Background: Studies assessing the relationship of BMI and BF with cardiometabolic (CM) risks in Indian children are scarce. Objective: To assess the occurrence of cardiometabolic risk factors in Indian children and adolescents in relation to BMI and body fat and to study their association with body fat distribution. Methods: 286 children and adolescents (mean age 11.2 ± 2.6 years, 139 boys) were recruited from routine health checks and schools. Anthropometry and blood pressure were recorded, total body fat (BF) and fat distribution (android and gynoid) were measured by Dual Energy X-ray Absorptiometry. Fasting plasma glucose, lipid profile and insulin were also measured. Results: When the study cohort was divided as per their BMI and biochemical cardiometabolic risk factors, 8% children had normal BMI with abnormal biochemical parameters while 40% children had abnormal BMI but normal biochemical parameters. Conclusion: There are normal weight children with cardiometabolic risks. There was an increase in the occurrence of cardiometabolic risk factors with increased android distribution of fat (p-value < 0.05). © 2012 The Author.

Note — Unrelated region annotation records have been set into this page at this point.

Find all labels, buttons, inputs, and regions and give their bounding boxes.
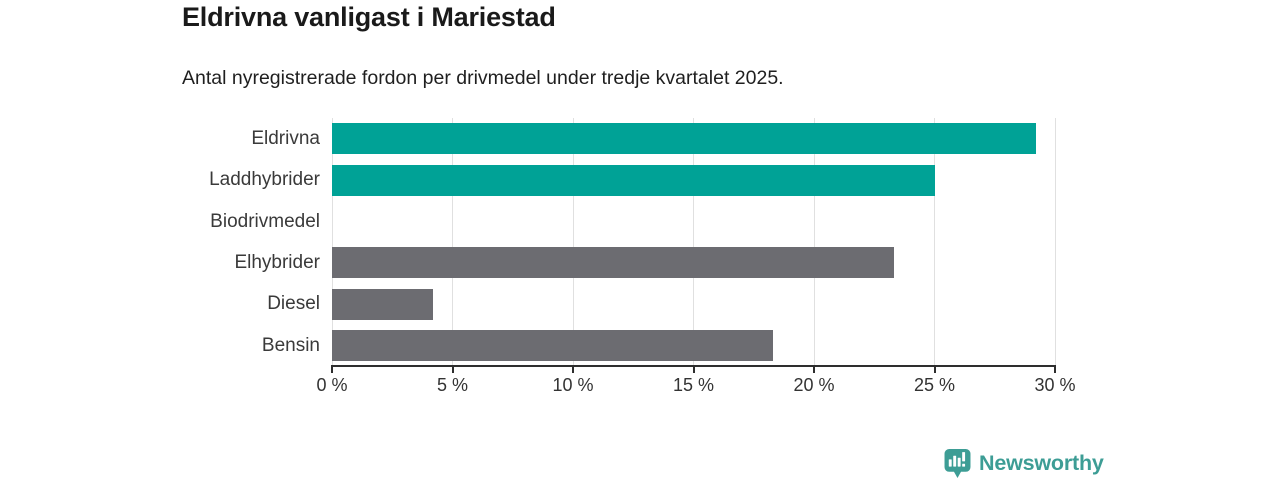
gridline-30pct <box>1054 118 1056 366</box>
newsworthy-logo-text: Newsworthy <box>979 450 1104 475</box>
category-label-biodrivmedel: Biodrivmedel <box>210 210 320 232</box>
newsworthy-pin-bar-chart-icon <box>944 448 971 478</box>
x-axis-line <box>331 365 1056 367</box>
bar-elhybrider <box>332 247 894 279</box>
gridline-15pct <box>693 118 694 366</box>
chart-subtitle: Antal nyregistrerade fordon per drivmede… <box>182 67 784 89</box>
bar-eldrivna <box>332 123 1036 155</box>
gridline-10pct <box>572 118 574 366</box>
x-axis-tick-30pct <box>1054 367 1056 373</box>
x-axis-tick-25pct <box>933 367 936 373</box>
gridline-5pct <box>452 118 453 366</box>
newsworthy-logo: Newsworthy <box>944 447 1104 479</box>
gridline-25pct <box>934 118 935 366</box>
bar-bensin <box>332 329 774 361</box>
x-axis-tick-label-30pct: 30 % <box>1034 375 1076 395</box>
category-axis-labels: Eldrivna Laddhybrider Biodrivmedel Elhybrid… <box>140 118 320 366</box>
x-axis-tick-10pct <box>572 367 574 373</box>
x-axis-tick-0pct <box>331 367 333 373</box>
chart-title: Eldrivna vanligast i Mariestad <box>182 2 556 32</box>
bar-diesel <box>332 288 434 320</box>
x-axis-tick-label-0pct: 0 % <box>316 375 348 395</box>
category-label-elhybrider: Elhybrider <box>234 251 320 273</box>
gridline-0pct <box>331 118 333 366</box>
gridline-20pct <box>813 118 815 366</box>
x-axis-tick-20pct <box>813 367 815 373</box>
category-label-laddhybrider: Laddhybrider <box>209 169 320 191</box>
category-label-bensin: Bensin <box>261 334 320 356</box>
x-axis-tick-label-10pct: 10 % <box>552 375 594 395</box>
x-axis-tick-label-15pct: 15 % <box>672 375 715 395</box>
x-axis-tick-label-20pct: 20 % <box>793 375 835 395</box>
x-axis-tick-15pct <box>692 367 695 373</box>
category-label-eldrivna: Eldrivna <box>251 128 320 149</box>
bar-laddhybrider <box>332 164 935 196</box>
category-label-diesel: Diesel <box>267 293 320 315</box>
x-axis-tick-label-5pct: 5 % <box>436 375 469 395</box>
plot-area: 0 % 5 % 10 % 15 % 20 % 25 % 30 % <box>316 118 1076 395</box>
x-axis-tick-5pct <box>451 367 454 373</box>
x-axis-tick-label-25pct: 25 % <box>913 375 956 395</box>
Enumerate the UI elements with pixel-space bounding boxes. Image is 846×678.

Khadilkar A.V.,Jehangir Hospital | Sanwalka N.J.,Jehangir Hospital | Chiplonkar S.A.,Jehangir Hospital | Khadilkar V.V.,Jehangir Hospital | Pandit D.,Jehangir Hospital
International Journal of Obesity | Year: 2013

Background: Indian children and adolescents have higher body fat percentage at a given body mass index than their Western counterparts.Objective: To create gender-specific percentile curves for total body fat percentage (TBFP), total body fat mass (TBFM), fat mass index (FMI) and android:gynoid (A:G) ratio for screening adiposity in healthy Indian children. Methods: Data on body composition by dual-energy X-ray absorptiometry were obtained from a cross-sectional study conducted from May 2006-July 2010 on 888 (462 boys) apparently healthy children from affluent area schools and colleges in Pune city, India. Reference percentile curves were derived for boys and girls for TBFP, TBFM, FMI and A:G ratio. These percentile curves were validated using data on metabolic syndrome risk components in separate sample of 332 (148 boys) children. Results: The median TBFP increased little (4%) from 5 to 18 years of age in boys compared with that in girls (19%). TBFP percentiles showed plateau after 13 years of age in boys, whereas a steady increase was seen till 18 years in girls. The median TBFM increased less (7 kg) from 5 to 18 years in boys compared with that in girls (13.4 kg). The curve for median FMI in boys was relatively flat with FMI remaining near 3 kg m-2 after 13 years of age, whereas in girls median FMI increased with age till about 15 years of age. A:G ratio curves increased with age in both boys and girls up to 18 years of age. In a separate sample of 332 children, according to percentiles developed in the current study, children with TBFP/TBFM/FMI percentiles between 85th and 95th or >95th percentile had significantly higher metabolic risk parameters as compared with those with <85th percentile (P<0.05). Conclusions: Percentile curves developed in the current study would be useful in assessment of adiposity and thus cardiometabolic risk in Indian children. © 2013 Macmillan Publishers Limited.